I had hunted in the spring time in previous years sparingly. I usually spent my spring chasing speckle trout and redfish on the coast with Nita. From the time I became hooked on chasing turkeys, fishing will come after the turkey season. Nita wasn’t too crazy about this either. A successful turkey hunting trip was seeing a track here or finding a feather there. Hearing a gobble was a great hunt. I love the south Louisiana woods in the springtime, the scenery changes every day. You have to keep a careful eye out for snakes. They say everything in Texas will sting, stick or bite you. Well, Louisiana ain’t far behind. We don’t have cactus but we do have stinging nettles. We have lots of swampy areas which mean lots of mosquitoes. A Thermo Cell to keep mosquitoes away is a must have item. I was determined to harvest a bird this year, for obvious reasons. I hunted hard nearly every day of the 2001 season. Getting up at 4 a.m. was getting old. Especially for Nita, who would get up to make coffee and an egg sandwich every day. God Bless her. Then one day everything changed.

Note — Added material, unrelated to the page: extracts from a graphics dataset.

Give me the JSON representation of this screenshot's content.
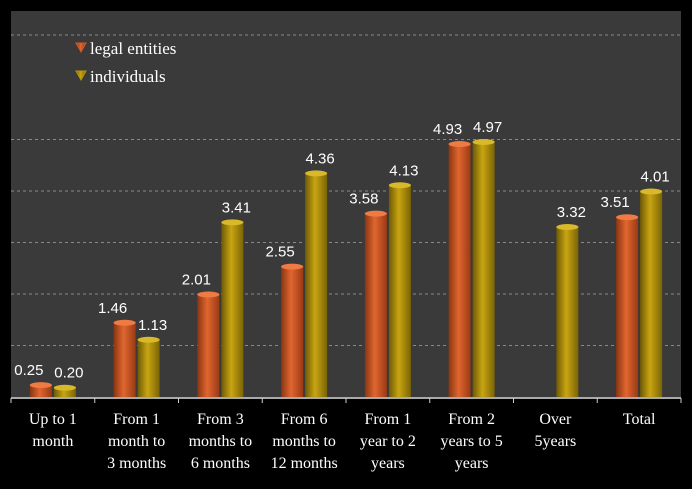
{
  "chart_data": {
    "type": "bar",
    "title": "",
    "xlabel": "",
    "ylabel": "",
    "categories": [
      [
        "Up to 1",
        "month"
      ],
      [
        "From 1",
        "month to",
        "3 months"
      ],
      [
        "From 3",
        "months to",
        "6 months"
      ],
      [
        "From 6",
        "months to",
        "12 months"
      ],
      [
        "From 1",
        "year to 2",
        "years"
      ],
      [
        "From 2",
        "years to 5",
        "years"
      ],
      [
        "Over",
        "5years"
      ],
      [
        "Total"
      ]
    ],
    "series": [
      {
        "name": "legal entities",
        "color": "#d0592a",
        "values": [
          0.25,
          1.46,
          2.01,
          2.55,
          3.58,
          4.93,
          null,
          3.51
        ],
        "labels": [
          "0.25",
          "1.46",
          "2.01",
          "2.55",
          "3.58",
          "4.93",
          "",
          "3.51"
        ]
      },
      {
        "name": "individuals",
        "color": "#b8960a",
        "values": [
          0.2,
          1.13,
          3.41,
          4.36,
          4.13,
          4.97,
          3.32,
          4.01
        ],
        "labels": [
          "0.20",
          "1.13",
          "3.41",
          "4.36",
          "4.13",
          "4.97",
          "3.32",
          "4.01"
        ]
      }
    ],
    "ylim": [
      0,
      5.25
    ],
    "grid": true,
    "legend_position": "top-left",
    "background": "#3a3a3a"
  }
}
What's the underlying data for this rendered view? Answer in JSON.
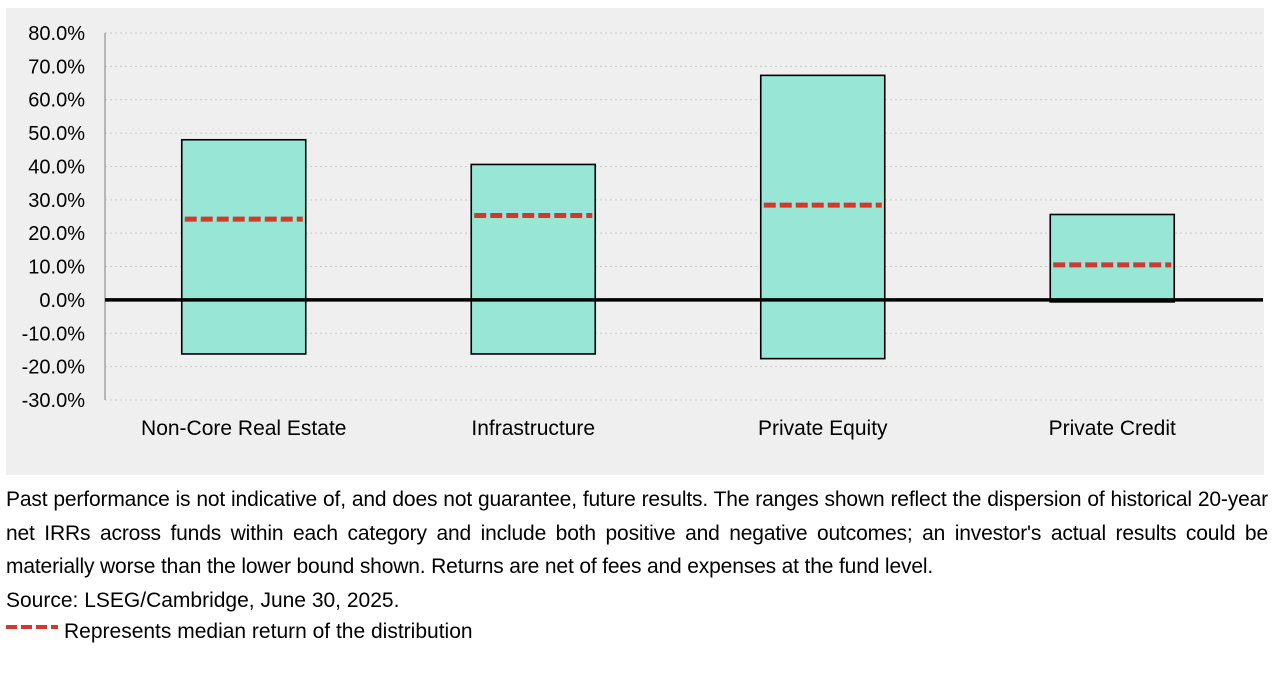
{
  "chart_data": {
    "type": "bar",
    "categories": [
      "Non-Core Real Estate",
      "Infrastructure",
      "Private Equity",
      "Private Credit"
    ],
    "series": [
      {
        "values_low": [
          -16.2,
          -16.2,
          -17.6,
          -0.6
        ],
        "values_high": [
          48.0,
          40.6,
          67.3,
          25.6
        ],
        "median": [
          24.2,
          25.3,
          28.4,
          10.5
        ]
      }
    ],
    "ylim": [
      -30,
      80
    ],
    "yticks": [
      80,
      70,
      60,
      50,
      40,
      30,
      20,
      10,
      0,
      -10,
      -20,
      -30
    ],
    "ytick_labels": [
      "80.0%",
      "70.0%",
      "60.0%",
      "50.0%",
      "40.0%",
      "30.0%",
      "20.0%",
      "10.0%",
      "0.0%",
      "-10.0%",
      "-20.0%",
      "-30.0%"
    ],
    "grid": true,
    "title": "",
    "xlabel": "",
    "ylabel": "",
    "colors": {
      "bar_fill": "#98e7d6",
      "bar_stroke": "#000000",
      "median": "#d0392d",
      "zero_line": "#000000",
      "grid": "#c9c9c9",
      "background": "#efefef"
    }
  },
  "notes": {
    "disclaimer": "Past performance is not indicative of, and does not guarantee, future results. The ranges shown reflect the dispersion of historical 20-year net IRRs across funds within each category and include both positive and negative outcomes; an investor's actual results could be materially worse than the lower bound shown. Returns are net of fees and expenses at the fund level.",
    "source": "Source: LSEG/Cambridge, June 30, 2025.",
    "legend_label": "Represents median return of the distribution",
    "legend_icon": "red-dashed-line",
    "legend_color": "#d0392d"
  }
}
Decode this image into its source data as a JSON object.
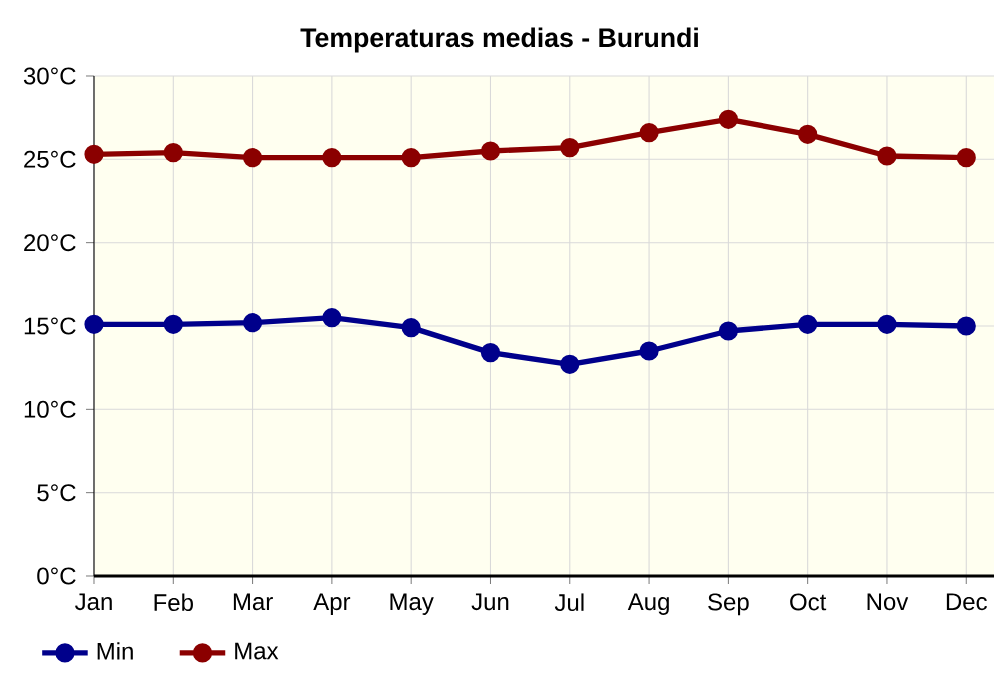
{
  "chart_data": {
    "type": "line",
    "title": "Temperaturas medias - Burundi",
    "categories": [
      "Jan",
      "Feb",
      "Mar",
      "Apr",
      "May",
      "Jun",
      "Jul",
      "Aug",
      "Sep",
      "Oct",
      "Nov",
      "Dec"
    ],
    "series": [
      {
        "name": "Min",
        "color": "#00008b",
        "values": [
          15.1,
          15.1,
          15.2,
          15.5,
          14.9,
          13.4,
          12.7,
          13.5,
          14.7,
          15.1,
          15.1,
          15.0
        ]
      },
      {
        "name": "Max",
        "color": "#8b0000",
        "values": [
          25.3,
          25.4,
          25.1,
          25.1,
          25.1,
          25.5,
          25.7,
          26.6,
          27.4,
          26.5,
          25.2,
          25.1
        ]
      }
    ],
    "ylim": [
      0,
      30
    ],
    "yticks": [
      {
        "value": 0,
        "label": "0°C"
      },
      {
        "value": 5,
        "label": "5°C"
      },
      {
        "value": 10,
        "label": "10°C"
      },
      {
        "value": 15,
        "label": "15°C"
      },
      {
        "value": 20,
        "label": "20°C"
      },
      {
        "value": 25,
        "label": "25°C"
      },
      {
        "value": 30,
        "label": "30°C"
      }
    ],
    "grid": true,
    "legend": "bottom left",
    "marker": "circle",
    "line_style": "solid"
  }
}
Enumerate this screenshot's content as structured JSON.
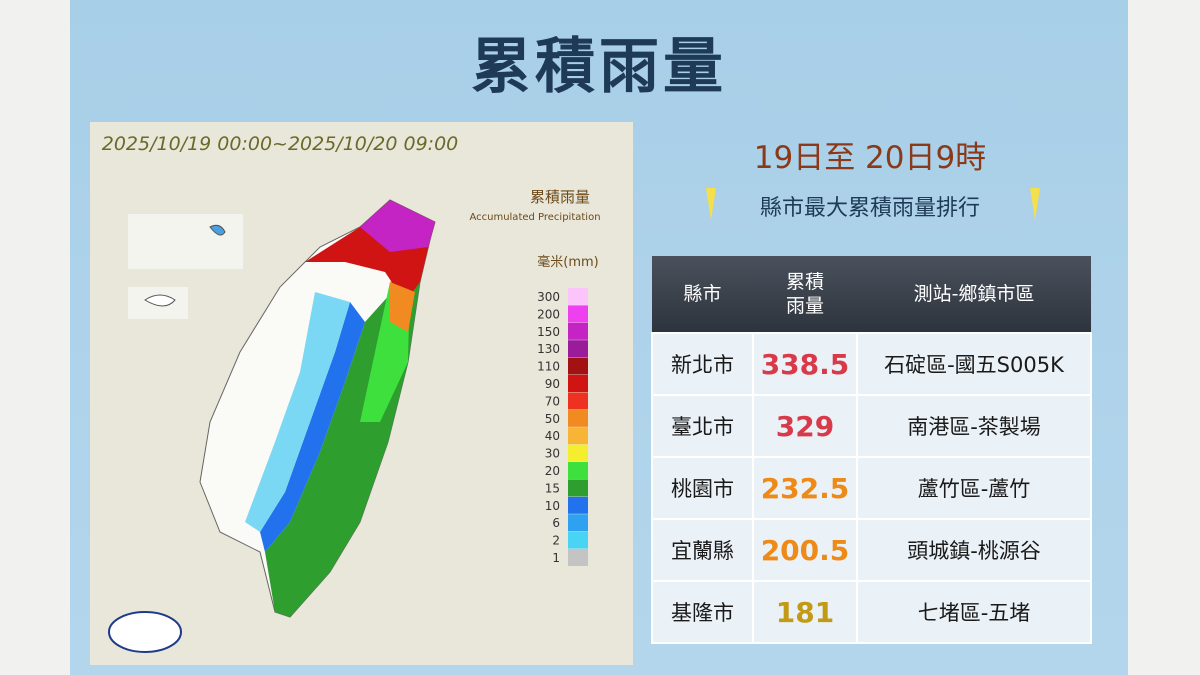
{
  "title": "累積雨量",
  "map": {
    "time_range": "2025/10/19 00:00~2025/10/20 09:00",
    "legend_title": "累積雨量",
    "legend_subtitle": "Accumulated Precipitation",
    "unit": "毫米(mm)",
    "scale": [
      {
        "label": "300",
        "color": "#fbc4fb"
      },
      {
        "label": "200",
        "color": "#ee40ee"
      },
      {
        "label": "150",
        "color": "#c424c4"
      },
      {
        "label": "130",
        "color": "#9a1c9a"
      },
      {
        "label": "110",
        "color": "#a21212"
      },
      {
        "label": "90",
        "color": "#d01414"
      },
      {
        "label": "70",
        "color": "#ee3222"
      },
      {
        "label": "50",
        "color": "#f28a22"
      },
      {
        "label": "40",
        "color": "#f8b434"
      },
      {
        "label": "30",
        "color": "#f4ee2e"
      },
      {
        "label": "20",
        "color": "#3ee03e"
      },
      {
        "label": "15",
        "color": "#2e9e2e"
      },
      {
        "label": "10",
        "color": "#2272ee"
      },
      {
        "label": "6",
        "color": "#2ea2f0"
      },
      {
        "label": "2",
        "color": "#48d4f2"
      },
      {
        "label": "1",
        "color": "#c4c4c4"
      }
    ]
  },
  "ranking": {
    "period": "19日至 20日9時",
    "subtitle": "縣市最大累積雨量排行",
    "header": [
      "縣市",
      "累積\n雨量",
      "測站-鄉鎮市區"
    ],
    "rows": [
      {
        "county": "新北市",
        "amount": 338.5,
        "station": "石碇區-國五S005K",
        "color": "#d93a4a"
      },
      {
        "county": "臺北市",
        "amount": 329,
        "station": "南港區-茶製場",
        "color": "#d93a4a"
      },
      {
        "county": "桃園市",
        "amount": 232.5,
        "station": "蘆竹區-蘆竹",
        "color": "#ee8a18"
      },
      {
        "county": "宜蘭縣",
        "amount": 200.5,
        "station": "頭城鎮-桃源谷",
        "color": "#ee8a18"
      },
      {
        "county": "基隆市",
        "amount": 181,
        "station": "七堵區-五堵",
        "color": "#c29a16"
      }
    ]
  }
}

It was a fantastic day, April 19, 2001. I heard nothing, not a peep from a roosted bird. I did what I always do and set up at day break to dry call. It had worked once before this year when for the first time a bird answered my call. He must have hollered 50 times but would not come in. I picked a good tree, set out decoys and got set up on the edge of a pipeline, calling every 15 minutes or so. By 9 a.m. I had had no action at all. I had no feeling in my behind, my legs were asleep and I couldn’t take it anymore. I stood up to get some blood flowing. I froze. Two hundred yards up the pipeline was a huge gobbler in full strut! I couldn’t breathe. All I could hear was my pounding heart in my chest.
He was facing away from me. I dove into some three foot tall weeds on the pipeline; thankfully there wasn’t a Cottonmouth hiding in there too. By the watch he strutted for fort-five minutes. I kept waiting for him to come my way. I was on my knees and both legs were numb. It was a cool day but I was sweating like it was fifth grade report card day. I finally decided to try calling him. I pulled out my slate, didn’t trust a mouth call at this point, and gave four small clucks. The wind was blowing from him to me. He either didn’t hear me or ignored me, one or the other. There was a lull in the wind. I took advantage of this and made another short call. He threw up his head and looked my way and gobbled. There was an immediate jolt of adrenalin, a big lump in my throat, and I was breathing like a freight train. He started up the pipeline towards me. I had read several times not to call once a turkey commits to come in. At a hundred yards he spotted the decoys, puffed up, fanned out and was strutting toward me swaying from side to side. At fifty yards he was gobbling like crazy. My heart was pounding like the drum solo in”Wipeout”. His head was a brilliant red, white and blue. The Bennelli Super Black Eagle was waving all over the place, like a kid on a pogo stick. I thought my heart would pop out of my chest; this was the ultimate stress test. (If I had been hooked up to those heart monitors at this point, Dr. Valdez would have rushed me into the emergency room.) At twenty yards the gun roared. I didn’t even feel the recoil of the big 3 ½ inch magnum turkey loads. Somehow it was lined up on his head and he started flopping. I gave a whoop and jumped up, fell right back down, legs were dead. Once I was able to move again, I jumped up and ran to my trophy.
Well it took about thirty minutes to get calmed down. I was one happy hunter. As soon as I was able to get out of the woods, I went straight to Spillway Sportsman (our local outdoors store) to get him scored. The guy doing the scoring said “Look at the hooks on him!” He weighed 22 lbs., had a 10 inch beard and curved 1 3/8 inch spurs. The scoring system is: weight + 2x beard length + 10x the spurs. My bird scored 69.5. He finished in third place for the season. Some guy had killed a bird with 1 ¾ hooks for the first place spot. My buddies said I might not ever kill another one this nice. I proved them wrong the following year, but that’s another story.